The Environment & Energy category launches today with 8 new interactive simulations. Each one is built around a real physical model used in the energy sector — not a cartoon approximation, but the actual equations that engineers and scientists use.
The 8 New Simulations
Featured: The Betz Limit
The wind turbine simulation is built around one of the most elegant results in applied physics: Betz's law. Albert Betz proved in 1919 that no wind turbine can capture more than 16/27 ≈ 59.3% of the kinetic energy in a wind stream. This is not a technological limitation — it is a fundamental consequence of fluid continuity.
C_P = P / (½ ρ A v³) ≤ 16/27 ≈ 0.593
where: ρ = air density, A = rotor swept area, v = free-stream
velocity
Optimal axial induction factor: a = 1/3
Downstream velocity: v_wake = v(1 - 2a) = v/3
Modern turbines (Vestas V164, GE Haliade-X) reach C_P ≈ 0.48–0.50 — about 80% of the theoretical maximum. The gap is caused by blade tip vortices, viscous drag, and wake rotation. All these effects are included in our blade element momentum simulation.

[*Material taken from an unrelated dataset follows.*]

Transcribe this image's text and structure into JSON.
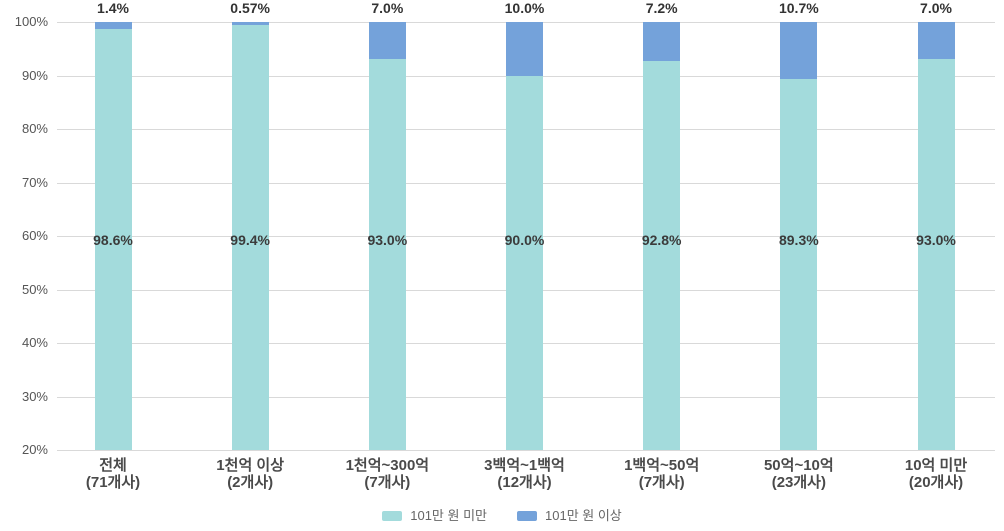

Featured: Nuclear Criticality
The reactor simulation reproduces criticality using a simplified Monte Carlo neutron transport model. Each neutron is tracked individually: born from fission with a sampled energy, slowed by elastic collisions with the moderator, captured by U-238 resonances, or absorbed in U-235 to cause a new fission.
The effective multiplication factor keff determines reactor behaviour: k < 1 is sub-critical (reaction dies), k = 1 is critical (steady power), k > 1 is super-critical (exponential growth). Our moderator density slider shows how the light-water moderator, by thermalising neutrons, dramatically increases the fission cross-section of U-235.
All 8 simulations link directly to the Environment & Energy category page. Each includes a full mathematical description and educational context suitable for A-level / IB through to undergraduate engineering courses.